Problems in Washington D.C. create all kinds of problems for this editor

By John Toth / Editor and Publisher

If you noticed that the cartoons in The Bulletin have decreased, you are right.
Due to the government shutdown and the debt ceiling debate (or, the food fight), we had to cut back on the cartoons in this paper.

Don’t get me wrong, there is plenty of funding available for Bulletin cartoons, and our syndicate service is continuing to provide hundreds of them weekly.

But 99 percent of them are about the food fight in D.C. The other one percent is from foreign cartoonists that we never use. They are just too serious, artsy, and not funny. We like funny cartoons.
Yes, this latest political escapade is a cartoonist’s dream, regardless of which side they are drawing, or blaming, or ridiculing.

But it has become this publisher’s nightmare.

These type of cartoons are only funny to those readers who agree with them, and often make other readers mad. Funny is in the eyes of the beholder. Political humor is only funny half the time.

We’re not a daily paper with editorial and op-ed pages. Our pages are sort of a free-for-all, with each one containing non-categorized stories about anything that our editorial staff thinks would interest readers.

Since I know that we appeal to both sides of the aisle, the hundreds of debt limit and shut down cartoons are to us completely useless.

I have tried to get the syndicate to negotiate in good faith with us about this, but they won’t budge. So, the cartoon shortage continues.

Most of the time, this is not a problem. The syndicate’s many artists are all over the map on different issues and current events, and there are plenty of cartoons from which to choose.

Now, they are all drawing about only one topic – the food fight in D.C.

We all hope this is resolved and we go on to other fights that are a little less messy, and our cartoonists once again expand their horizons.

Meanwhile, I am enjoying the Facebook debate about the food fight.

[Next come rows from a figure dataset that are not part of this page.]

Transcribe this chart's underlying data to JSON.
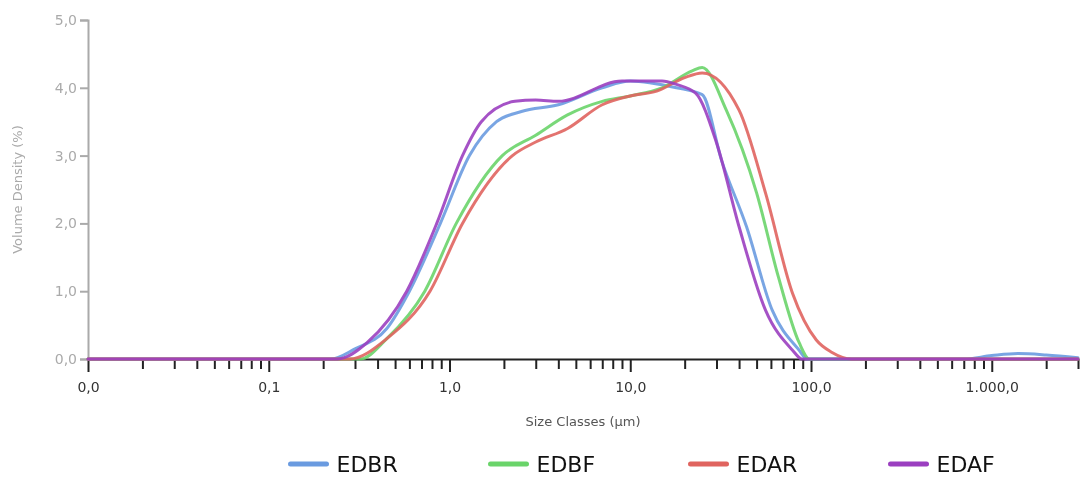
{
  "chart_data": {
    "type": "line",
    "xlabel": "Size Classes (µm)",
    "ylabel": "Volume Density (%)",
    "log": "x",
    "grid": false,
    "legend": "bottom",
    "marker": "none",
    "line_style": "solid",
    "xlim": [
      0.01,
      3000
    ],
    "ylim": [
      0,
      5
    ],
    "xticks": [
      {
        "value": 0.01,
        "label": "0,0"
      },
      {
        "value": 0.02,
        "label": null
      },
      {
        "value": 0.03,
        "label": null
      },
      {
        "value": 0.04,
        "label": null
      },
      {
        "value": 0.05,
        "label": null
      },
      {
        "value": 0.06,
        "label": null
      },
      {
        "value": 0.07,
        "label": null
      },
      {
        "value": 0.08,
        "label": null
      },
      {
        "value": 0.09,
        "label": null
      },
      {
        "value": 0.1,
        "label": "0,1"
      },
      {
        "value": 0.2,
        "label": null
      },
      {
        "value": 0.3,
        "label": null
      },
      {
        "value": 0.4,
        "label": null
      },
      {
        "value": 0.5,
        "label": null
      },
      {
        "value": 0.6,
        "label": null
      },
      {
        "value": 0.7,
        "label": null
      },
      {
        "value": 0.8,
        "label": null
      },
      {
        "value": 0.9,
        "label": null
      },
      {
        "value": 1,
        "label": "1,0"
      },
      {
        "value": 2,
        "label": null
      },
      {
        "value": 3,
        "label": null
      },
      {
        "value": 4,
        "label": null
      },
      {
        "value": 5,
        "label": null
      },
      {
        "value": 6,
        "label": null
      },
      {
        "value": 7,
        "label": null
      },
      {
        "value": 8,
        "label": null
      },
      {
        "value": 9,
        "label": null
      },
      {
        "value": 10,
        "label": "10,0"
      },
      {
        "value": 20,
        "label": null
      },
      {
        "value": 30,
        "label": null
      },
      {
        "value": 40,
        "label": null
      },
      {
        "value": 50,
        "label": null
      },
      {
        "value": 60,
        "label": null
      },
      {
        "value": 70,
        "label": null
      },
      {
        "value": 80,
        "label": null
      },
      {
        "value": 90,
        "label": null
      },
      {
        "value": 100,
        "label": "100,0"
      },
      {
        "value": 200,
        "label": null
      },
      {
        "value": 300,
        "label": null
      },
      {
        "value": 400,
        "label": null
      },
      {
        "value": 500,
        "label": null
      },
      {
        "value": 600,
        "label": null
      },
      {
        "value": 700,
        "label": null
      },
      {
        "value": 800,
        "label": null
      },
      {
        "value": 900,
        "label": null
      },
      {
        "value": 1000,
        "label": "1.000,0"
      },
      {
        "value": 2000,
        "label": null
      },
      {
        "value": 3000,
        "label": null
      }
    ],
    "yticks": [
      {
        "value": 0,
        "label": "0,0"
      },
      {
        "value": 1,
        "label": "1,0"
      },
      {
        "value": 2,
        "label": "2,0"
      },
      {
        "value": 3,
        "label": "3,0"
      },
      {
        "value": 4,
        "label": "4,0"
      },
      {
        "value": 5,
        "label": "5,0"
      }
    ],
    "series": [
      {
        "name": "EDBR",
        "color": "#6a9be0",
        "x": [
          0.01,
          0.22,
          0.3,
          0.45,
          0.6,
          0.89,
          1.29,
          1.82,
          2.5,
          4,
          7,
          10,
          18,
          25,
          32,
          44,
          61,
          86,
          95,
          700,
          1000,
          1400,
          2000,
          3000
        ],
        "values": [
          0,
          0,
          0.15,
          0.45,
          1.0,
          2.0,
          3.0,
          3.5,
          3.65,
          3.75,
          4.0,
          4.1,
          4.0,
          3.9,
          2.93,
          1.95,
          0.72,
          0.13,
          0,
          0,
          0.05,
          0.08,
          0.06,
          0.02
        ]
      },
      {
        "name": "EDBF",
        "color": "#6ad46a",
        "x": [
          0.01,
          0.32,
          0.45,
          0.73,
          1.09,
          1.96,
          3,
          4.5,
          7,
          10,
          15,
          22,
          25,
          34,
          50,
          66,
          86,
          98,
          3000
        ],
        "values": [
          0,
          0,
          0.3,
          1.0,
          2.0,
          3.0,
          3.3,
          3.6,
          3.8,
          3.88,
          4.0,
          4.25,
          4.3,
          3.67,
          2.45,
          1.21,
          0.24,
          0,
          0
        ]
      },
      {
        "name": "EDAR",
        "color": "#e0645f",
        "x": [
          0.01,
          0.28,
          0.45,
          0.78,
          1.18,
          2.23,
          3,
          4.5,
          7,
          10,
          14,
          20,
          25,
          40,
          56,
          79,
          107,
          130,
          168,
          3000
        ],
        "values": [
          0,
          0,
          0.3,
          1.0,
          2.0,
          3.0,
          3.2,
          3.4,
          3.75,
          3.88,
          3.95,
          4.15,
          4.22,
          3.67,
          2.45,
          0.97,
          0.28,
          0.1,
          0,
          0
        ]
      },
      {
        "name": "EDAF",
        "color": "#9b3fc0",
        "x": [
          0.01,
          0.24,
          0.35,
          0.58,
          0.85,
          1.18,
          1.5,
          2.3,
          3,
          4,
          9,
          15,
          18,
          23,
          30,
          40,
          56,
          79,
          89,
          3000
        ],
        "values": [
          0,
          0,
          0.24,
          1.0,
          2.0,
          3.0,
          3.5,
          3.8,
          3.82,
          3.8,
          4.1,
          4.1,
          4.05,
          3.92,
          3.19,
          1.95,
          0.72,
          0.13,
          0,
          0
        ]
      }
    ]
  }
}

The photoshopped posts are very good as they point out how wrong the other side is.

It feels good to vent a little, but I can honestly say that those posts will not convince the other side to see it your way.

And, it does no good to get into a political feud over the issue, raising the emotional level by each post, and even being insulting. 

There are other issues that are more suited for such venture, like posting about the Houston Texans as you watch the game. Both sides can agree on these posts.

“Like it or not, fixing Schaub is our best shot unless you are ready to write off this season and for next year again.”

“Schaub, you are a bum!!!!!!”

“BREAKING: Matt Schaub says he will not take the field unless the 49ers come to the table and negotiate.”

There were dozens more. The last one is my favorite. It  was posted by a one-time Houston Chronicle colleague.

I wish my syndicated cartoonists would watch football and get some ideas.

Or any other sport, or read the lifestyle pages, or any other pages than news and editorials.

I write these columns early, so I hope by the time it appears on Oct.15, this “food fight” will be over, and both sides agree to do what’s best for the country.

Then we can all go back to ranting about sports (which is easy to do if you follow Houston teams), and I can get once again some usable cartoons.